Check 1: Pair structure processing

The way we have drawn pair structures above makes it easy to think about car and cdr operation. Reading from the inside out, you simply follow the arrow from the left side of the pair for car or the arrow from the left side of the pair for cdr.

a. Using this strategy, find the values corresponding to the following commands applied to the structure repeated below.

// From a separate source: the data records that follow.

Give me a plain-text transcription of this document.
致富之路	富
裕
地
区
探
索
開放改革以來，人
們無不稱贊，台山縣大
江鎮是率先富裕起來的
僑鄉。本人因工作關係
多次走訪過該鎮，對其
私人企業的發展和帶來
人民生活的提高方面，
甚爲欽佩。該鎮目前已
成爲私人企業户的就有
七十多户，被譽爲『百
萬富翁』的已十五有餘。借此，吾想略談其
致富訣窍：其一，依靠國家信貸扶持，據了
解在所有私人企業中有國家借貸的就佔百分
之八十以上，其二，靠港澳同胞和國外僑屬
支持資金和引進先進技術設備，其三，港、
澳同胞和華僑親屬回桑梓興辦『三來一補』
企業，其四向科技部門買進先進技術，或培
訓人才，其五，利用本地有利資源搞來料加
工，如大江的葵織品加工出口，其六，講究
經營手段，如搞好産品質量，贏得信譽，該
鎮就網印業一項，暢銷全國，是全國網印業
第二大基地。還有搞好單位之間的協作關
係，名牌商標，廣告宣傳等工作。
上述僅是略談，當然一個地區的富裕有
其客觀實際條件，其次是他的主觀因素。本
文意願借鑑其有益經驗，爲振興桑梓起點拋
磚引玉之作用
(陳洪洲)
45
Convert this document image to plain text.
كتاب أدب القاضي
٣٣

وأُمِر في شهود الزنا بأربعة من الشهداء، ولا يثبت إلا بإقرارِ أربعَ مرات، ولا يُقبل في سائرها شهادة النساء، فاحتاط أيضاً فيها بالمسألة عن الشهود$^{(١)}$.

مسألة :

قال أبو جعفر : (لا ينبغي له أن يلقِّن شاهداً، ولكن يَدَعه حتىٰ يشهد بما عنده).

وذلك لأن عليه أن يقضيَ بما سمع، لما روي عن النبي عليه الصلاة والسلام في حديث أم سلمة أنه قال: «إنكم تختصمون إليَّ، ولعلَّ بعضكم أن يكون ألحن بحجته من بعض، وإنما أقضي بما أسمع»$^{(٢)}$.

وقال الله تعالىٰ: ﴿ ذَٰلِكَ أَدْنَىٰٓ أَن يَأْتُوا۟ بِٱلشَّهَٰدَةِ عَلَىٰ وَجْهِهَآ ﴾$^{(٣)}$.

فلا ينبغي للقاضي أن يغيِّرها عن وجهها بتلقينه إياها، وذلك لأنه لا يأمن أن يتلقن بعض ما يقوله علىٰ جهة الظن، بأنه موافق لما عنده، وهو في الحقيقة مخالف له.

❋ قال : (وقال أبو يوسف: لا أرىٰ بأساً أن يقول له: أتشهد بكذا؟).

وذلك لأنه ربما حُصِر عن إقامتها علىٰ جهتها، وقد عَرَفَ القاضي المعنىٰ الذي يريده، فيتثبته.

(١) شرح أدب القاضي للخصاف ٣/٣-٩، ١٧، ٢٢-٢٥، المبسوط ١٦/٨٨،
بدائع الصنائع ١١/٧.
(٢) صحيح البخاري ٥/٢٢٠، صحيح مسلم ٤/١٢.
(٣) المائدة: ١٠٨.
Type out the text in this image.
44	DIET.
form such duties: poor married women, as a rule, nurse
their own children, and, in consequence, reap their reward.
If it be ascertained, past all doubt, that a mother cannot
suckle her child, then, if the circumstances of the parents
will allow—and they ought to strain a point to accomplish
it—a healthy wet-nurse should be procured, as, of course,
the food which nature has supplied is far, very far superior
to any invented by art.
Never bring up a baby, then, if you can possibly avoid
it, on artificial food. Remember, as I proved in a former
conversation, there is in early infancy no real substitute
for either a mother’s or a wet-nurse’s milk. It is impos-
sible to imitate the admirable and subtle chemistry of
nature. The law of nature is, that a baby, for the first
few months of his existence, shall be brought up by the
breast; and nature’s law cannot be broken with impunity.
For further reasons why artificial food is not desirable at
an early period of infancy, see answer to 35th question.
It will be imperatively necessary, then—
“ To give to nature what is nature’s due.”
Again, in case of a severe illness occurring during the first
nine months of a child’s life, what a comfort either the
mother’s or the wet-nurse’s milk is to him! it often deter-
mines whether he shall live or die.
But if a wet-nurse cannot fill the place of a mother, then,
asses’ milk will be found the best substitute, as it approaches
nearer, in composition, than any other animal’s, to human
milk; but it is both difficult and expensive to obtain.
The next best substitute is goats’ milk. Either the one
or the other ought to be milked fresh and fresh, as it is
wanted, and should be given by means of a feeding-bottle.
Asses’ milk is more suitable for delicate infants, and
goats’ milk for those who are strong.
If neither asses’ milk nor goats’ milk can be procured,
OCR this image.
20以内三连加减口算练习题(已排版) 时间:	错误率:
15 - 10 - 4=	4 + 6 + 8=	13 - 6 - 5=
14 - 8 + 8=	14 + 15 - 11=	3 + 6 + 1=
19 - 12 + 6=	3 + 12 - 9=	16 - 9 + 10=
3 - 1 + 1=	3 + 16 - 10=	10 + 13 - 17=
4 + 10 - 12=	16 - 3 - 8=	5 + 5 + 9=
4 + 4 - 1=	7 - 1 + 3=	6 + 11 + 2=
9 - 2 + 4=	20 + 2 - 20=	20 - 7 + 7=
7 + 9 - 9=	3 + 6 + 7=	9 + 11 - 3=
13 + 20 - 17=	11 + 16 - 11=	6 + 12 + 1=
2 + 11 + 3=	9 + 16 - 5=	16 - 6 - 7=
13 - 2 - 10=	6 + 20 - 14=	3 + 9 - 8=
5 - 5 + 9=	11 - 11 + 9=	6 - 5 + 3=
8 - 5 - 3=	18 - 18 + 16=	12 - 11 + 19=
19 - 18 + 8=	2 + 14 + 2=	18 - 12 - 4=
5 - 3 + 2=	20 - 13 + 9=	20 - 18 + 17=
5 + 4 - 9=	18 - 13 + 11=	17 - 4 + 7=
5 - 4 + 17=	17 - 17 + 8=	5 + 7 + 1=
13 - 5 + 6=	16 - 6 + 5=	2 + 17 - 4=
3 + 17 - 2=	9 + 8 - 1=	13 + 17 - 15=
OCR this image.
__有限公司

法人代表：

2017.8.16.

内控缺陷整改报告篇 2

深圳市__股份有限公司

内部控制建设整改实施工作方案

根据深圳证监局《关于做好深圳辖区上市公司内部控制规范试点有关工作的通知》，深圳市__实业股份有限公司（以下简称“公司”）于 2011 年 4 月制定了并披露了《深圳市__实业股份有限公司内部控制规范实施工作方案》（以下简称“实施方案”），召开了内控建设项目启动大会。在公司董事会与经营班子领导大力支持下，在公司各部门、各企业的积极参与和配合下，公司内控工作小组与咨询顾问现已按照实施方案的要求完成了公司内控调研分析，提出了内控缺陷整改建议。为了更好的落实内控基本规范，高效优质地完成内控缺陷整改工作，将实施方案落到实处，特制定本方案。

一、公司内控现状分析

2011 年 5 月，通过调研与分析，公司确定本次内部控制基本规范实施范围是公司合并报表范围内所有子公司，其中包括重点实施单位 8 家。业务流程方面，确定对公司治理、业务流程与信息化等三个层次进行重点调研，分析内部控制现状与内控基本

Seven rectangles arranged in two rows.  The first row has four rectangles.
The second row has three rectangles, which are below the first, third, and
fourth rectangles in the first row.  Each rectangle is broken up into
two squares.  In the first row, the right boxes in the first three rectangles 
have arrows to the subsequent rectangle.  The right box in the last rectangle
on the first row has  a slash through it.  The left box of the first
rectangle in the first row has an arrow downward to the first rectangle
in the second row.  The left box of the second rectangle in the first row
has an arrow pointing downward to the symbol `'b`.  The left box of the
third rectangle in the first row has an arrow pointing to the second rectangle
in the second row.  The left box of the fourth rectangle in the first
row has an arrow pointing downward to the symbol `'e`.  The first rectangle
in the second row i a rectangle that represents the list `'(a)`.  The left
box of that rectangle has an arrow pointing downward to the symbol `'a`.
The right box of that rectangle has a slash through it.  The left box
of the second rectangle in the second row has an arrow pointing downward
to the symbol `'c`.  The right box of the second rectangle in the second
row has an arrow pointing to the right to the third rectangle in the
second row.  The left box of the third rectangle in the second row has
an arrow pointing downward to the symbol`'d`.  The right box of the third
rectangle on the second row has a slash through it.

  • caar
  • cadr
  • caaddr

b. Using an analog of the visual strategy, what sequence of commands would you need to extract the 'e and 'd, respectively?

Check 2: Pair recursion

a. How does the base case test for pair recursion differ from the base case test for other types of recursion you have seen?

b. Why are there two calls to sum-of-number-tree in its recursive case?